Effects of the dnl19 mutation on leaf and culm structure. (A) Cross section of flag leaf blades in WT and dnl19 plants. SV: small vein, LV: large vein, MR: midrib. Bar = 1 mm. (B, C) Magnified images of the leaf vein shown in (A). CC: clear cell, Arrow: bulliform cell. Bar = 0.5 mm in (B) and 0.2 mm in (C). (D) Number of large and small veins, and midrib thickness in leaf blades of WT and dnl19 plants. Data are means ± SD (n=10, **P < 0.01, Student’s t-test). (E) Longitudinal section of the 2nd internodes at the mature stage from WT and dnl19. Bar = 0.1 mm.

Figure 3

OsCSLD4 is the causal gene of dnl19 mutant. (A) Schematic diagram (not in scale) illustrates the InDel site in OsCSLD4. The arrow indicates the position of the dnl19 mutation, and the red dash indicates a C base deletion. (B) Sequencing results of the OsCSLD4 in wild type and dnl19 mutant. (C) Leaf morphology of the wild plant, dnl19 and functionally complemented plants (Com-1, Com-2). Bar = 1 cm. (D) Gross morphology of WT, dnl19, Com-1 and Com-2 at the maturing stage. Bar = 10 cm. (E) Gross morphology of Nipponbare (Nip) and oscsld4 at the tillering stage. Bar = 10 cm.

Figure 4

Global transcriptome analysis of dnl19 mutant. (A) Venn diagram of common genes in dnl19 and WT. (B) Volcano map of differentially expressed genes (DEGs) between dnl19 and WT. (C) Significantly enriched GO terms of DEGs between dnl19 and WT. GO terms belong to biological processes. (D) Heatmap of pathogen-associated genes transcription in dnl19 and WT. (E) Investigation of the relative expression of pathogen-associated genes by qRT-PCR. The expression of OsActin1 was used as an internal control.

Figure 5

Phenotypical characterization of dnl19 and wild type against M. oryzae and Xoo. (A) The dnl19 mutant was inoculated with the M. oryzae isolate. Blast resistance was evaluated by punch inoculation. Lesion length were determined on leaves at 7 days after inoculation. Bar = 1 cm. Data are means ± SD (n=6, **P < 0.01, Student’s t-test). (B) Fungal growth was quantified by qPCR. Data are means ± SD (n=6, **P < 0.01, Student’s t-test). (C) The change of relative expression level of OsCSLD4 in response to Xoo strain PXO99 treatment. The leaves of Nipponbare plants at tillering stage were used for inoculation. The expression of OsActin1 was used as an internal control. (D) Phenotypes of disease reactions in dnl19 flag leaves after inoculation with Xoo strain PXO99. Bar = 1 cm.
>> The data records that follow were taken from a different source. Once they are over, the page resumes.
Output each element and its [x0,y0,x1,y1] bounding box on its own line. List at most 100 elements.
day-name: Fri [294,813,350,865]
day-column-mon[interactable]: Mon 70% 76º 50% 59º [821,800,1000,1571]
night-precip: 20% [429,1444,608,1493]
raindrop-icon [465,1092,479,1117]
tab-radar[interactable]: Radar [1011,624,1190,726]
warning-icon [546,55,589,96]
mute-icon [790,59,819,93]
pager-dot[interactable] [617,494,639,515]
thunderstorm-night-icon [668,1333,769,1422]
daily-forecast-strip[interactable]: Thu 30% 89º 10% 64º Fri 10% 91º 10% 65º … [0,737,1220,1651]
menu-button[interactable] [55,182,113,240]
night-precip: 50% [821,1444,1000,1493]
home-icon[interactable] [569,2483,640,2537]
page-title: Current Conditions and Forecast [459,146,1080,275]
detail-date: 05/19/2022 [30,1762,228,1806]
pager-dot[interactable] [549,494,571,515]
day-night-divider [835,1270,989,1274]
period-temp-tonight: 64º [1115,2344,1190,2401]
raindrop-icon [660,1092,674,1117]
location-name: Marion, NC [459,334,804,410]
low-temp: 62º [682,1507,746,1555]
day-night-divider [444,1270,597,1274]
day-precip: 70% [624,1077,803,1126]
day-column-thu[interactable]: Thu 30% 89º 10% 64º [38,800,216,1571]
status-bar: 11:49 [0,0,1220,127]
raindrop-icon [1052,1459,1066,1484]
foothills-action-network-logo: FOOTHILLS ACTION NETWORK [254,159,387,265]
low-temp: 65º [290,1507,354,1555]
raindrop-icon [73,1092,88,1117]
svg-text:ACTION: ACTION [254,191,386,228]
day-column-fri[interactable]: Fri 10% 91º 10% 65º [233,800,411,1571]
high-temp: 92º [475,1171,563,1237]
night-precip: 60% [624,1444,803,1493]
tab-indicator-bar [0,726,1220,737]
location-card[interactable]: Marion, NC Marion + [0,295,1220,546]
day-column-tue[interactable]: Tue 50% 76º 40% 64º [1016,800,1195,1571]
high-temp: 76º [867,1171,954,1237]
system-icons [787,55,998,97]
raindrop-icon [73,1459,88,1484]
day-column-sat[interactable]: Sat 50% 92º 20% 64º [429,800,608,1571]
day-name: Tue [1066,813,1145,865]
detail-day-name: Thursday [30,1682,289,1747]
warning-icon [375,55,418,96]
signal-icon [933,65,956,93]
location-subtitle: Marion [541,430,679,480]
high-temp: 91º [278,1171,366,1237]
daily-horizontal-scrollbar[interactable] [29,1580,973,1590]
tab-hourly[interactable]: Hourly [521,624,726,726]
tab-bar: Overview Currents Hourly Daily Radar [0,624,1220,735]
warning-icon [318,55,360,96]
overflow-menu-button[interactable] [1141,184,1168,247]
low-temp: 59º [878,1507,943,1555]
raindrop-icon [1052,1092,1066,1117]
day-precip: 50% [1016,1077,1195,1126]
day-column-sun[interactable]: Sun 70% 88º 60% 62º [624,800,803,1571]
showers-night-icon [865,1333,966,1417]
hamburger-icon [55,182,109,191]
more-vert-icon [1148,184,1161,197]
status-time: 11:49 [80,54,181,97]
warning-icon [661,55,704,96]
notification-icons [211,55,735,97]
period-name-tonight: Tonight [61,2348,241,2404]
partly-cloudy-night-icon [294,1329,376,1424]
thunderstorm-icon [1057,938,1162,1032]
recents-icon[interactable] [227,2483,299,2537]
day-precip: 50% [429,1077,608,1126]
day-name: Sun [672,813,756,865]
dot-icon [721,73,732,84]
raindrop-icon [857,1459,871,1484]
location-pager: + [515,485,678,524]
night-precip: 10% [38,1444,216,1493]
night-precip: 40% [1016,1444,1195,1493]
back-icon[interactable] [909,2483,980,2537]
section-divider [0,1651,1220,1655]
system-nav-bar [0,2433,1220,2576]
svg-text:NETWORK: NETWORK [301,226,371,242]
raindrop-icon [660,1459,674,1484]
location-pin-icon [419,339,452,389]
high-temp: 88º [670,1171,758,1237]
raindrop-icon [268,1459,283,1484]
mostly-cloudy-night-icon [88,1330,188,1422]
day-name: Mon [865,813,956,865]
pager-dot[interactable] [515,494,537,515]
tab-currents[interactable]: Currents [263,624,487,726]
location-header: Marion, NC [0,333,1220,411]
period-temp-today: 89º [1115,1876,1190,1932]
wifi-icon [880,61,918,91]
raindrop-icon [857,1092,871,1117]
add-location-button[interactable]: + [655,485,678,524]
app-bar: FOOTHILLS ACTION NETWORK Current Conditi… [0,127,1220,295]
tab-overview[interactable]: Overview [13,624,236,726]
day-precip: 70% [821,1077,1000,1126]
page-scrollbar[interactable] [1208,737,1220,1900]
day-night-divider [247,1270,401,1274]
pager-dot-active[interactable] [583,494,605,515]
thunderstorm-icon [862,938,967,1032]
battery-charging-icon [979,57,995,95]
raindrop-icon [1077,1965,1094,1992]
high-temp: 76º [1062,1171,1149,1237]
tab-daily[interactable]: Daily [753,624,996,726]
Disease lesion length of wild type and mutant was measured at 2 weeks after inoculation. Data are means ± SD (n≥10, **P < 0.01, Student’s t-test).

Figure 6

Widely targeted metabolomics analysis of dnl19 mutant. (A) Scatter plot of OPLS-DA scores for WT group versus dnl19 group. (B) Permutation tests of OPLS-DA model. The X-axis indicates the accuracy of the OPLS-DA model, and the Y-axis indicates the accuracy frequency of 200 models in 200 permutation tests. R²(Y) = 0.999, Q^{2 =} 0.538. (C) Volcano map of differential metabolites with VIP value ≥1 and P-value<0.05. The abscissa represents the fold change of each metabolite, and the ordinate represents the P-value by student’s t-test. (D) Analysis of overall changes of KEGG metabolic pathway. Each dot represents a metabolic pathway. The X-axis was the differential abundance (DA) score, and the Y-axis was the ID number of KEGG metabolic pathway. * represents significance. * P < 0.05, ** P < 0.01, *** P < 0.001.